Quando arrivi a 69 anni e hai dietro le spalle una carriera di quasi 50 anni, puoi davvero permetterti di tutto. Puoi permetterti di chiamare a te un tot di amici famosi e pubblicare un album per il puro piacere di farlo (“
Hollywood Vampire”). Oppure puoi permetterti di far passare sei anni dal tuo precedente lavoro in studio, e di pubblicare qualcosa di nuovo soltanto quando sei veramente ispirato e hai voglia di farlo. Beh, è esattamente quello che ha fatto
Alice Cooper, giunto, con questo “
Paranormal” al suo ventiseiesimo disco in studio, e scusate se è poco.

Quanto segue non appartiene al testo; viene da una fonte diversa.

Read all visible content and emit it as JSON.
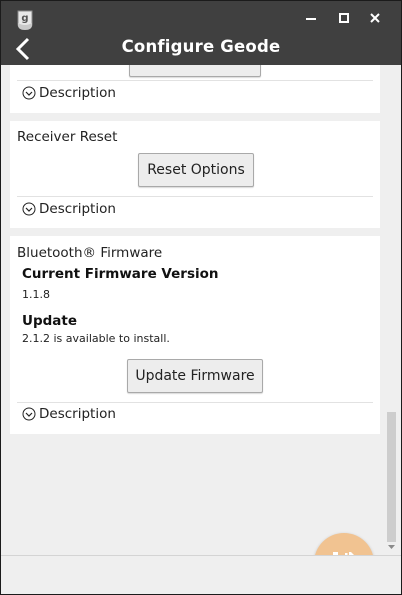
{
  "window": {
    "app_icon_letter": "g",
    "minimize_icon": "minimize-icon",
    "maximize_icon": "maximize-icon",
    "close_icon": "close-icon"
  },
  "header": {
    "title": "Configure Geode",
    "back_icon": "back-arrow-icon"
  },
  "cards": {
    "top": {
      "description_label": "Description"
    },
    "receiver_reset": {
      "title": "Receiver Reset",
      "button_label": "Reset Options",
      "description_label": "Description"
    },
    "bluetooth_firmware": {
      "title": "Bluetooth® Firmware",
      "current_label": "Current Firmware Version",
      "current_value": "1.1.8",
      "update_label": "Update",
      "update_text": "2.1.2 is available to install.",
      "button_label": "Update Firmware",
      "description_label": "Description"
    }
  },
  "fab": {
    "icon": "save-icon",
    "color": "#f1c391"
  },
  "colors": {
    "header_bg": "#404040",
    "content_bg": "#efefef",
    "card_bg": "#ffffff"
  }
}
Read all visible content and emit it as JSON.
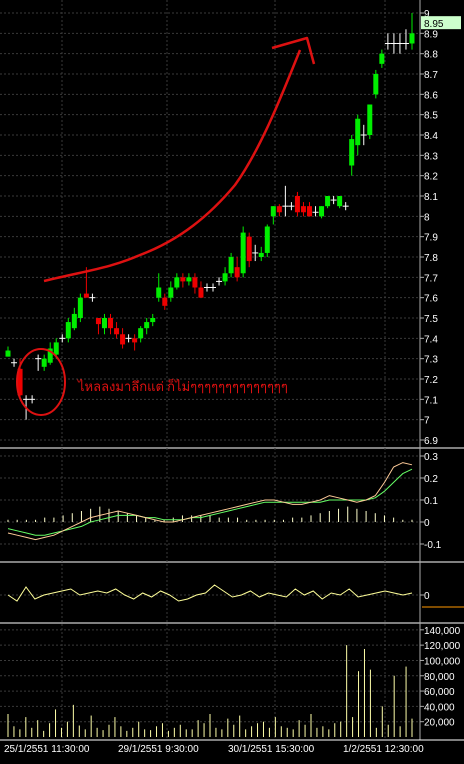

E quando ti chiami
Alice Cooper puoi decisamente toglierti diversi sfizi, come chiamare alla tua corte gente del calibro di Roger Glover, Billy Gibbons o Larry Mullen, oppure tornare a collaborare con quel guru della produzione che risponde al nome di Bob Ezrin, o, infine, di richiamare i tuoi vecchi compagni di merenda della Alice Cooper Band e comporre insieme a loro due pezzi nuovi di pacca dopo più di quarant’anni. Questa in sintesi la genesi di “
Paranormal”, ma sarebbe davvero un crimine fermarsi soltanto a questi che sono e restano puri e semplici dati statistici, perché il disco in sé vale davvero molto, e dimostra come il buon zio Alice non abbia minimamente intenzione di appendere bastone e cilindro al chiodo e lasciare il testimone a qualche giovane adepto (a chi poi??).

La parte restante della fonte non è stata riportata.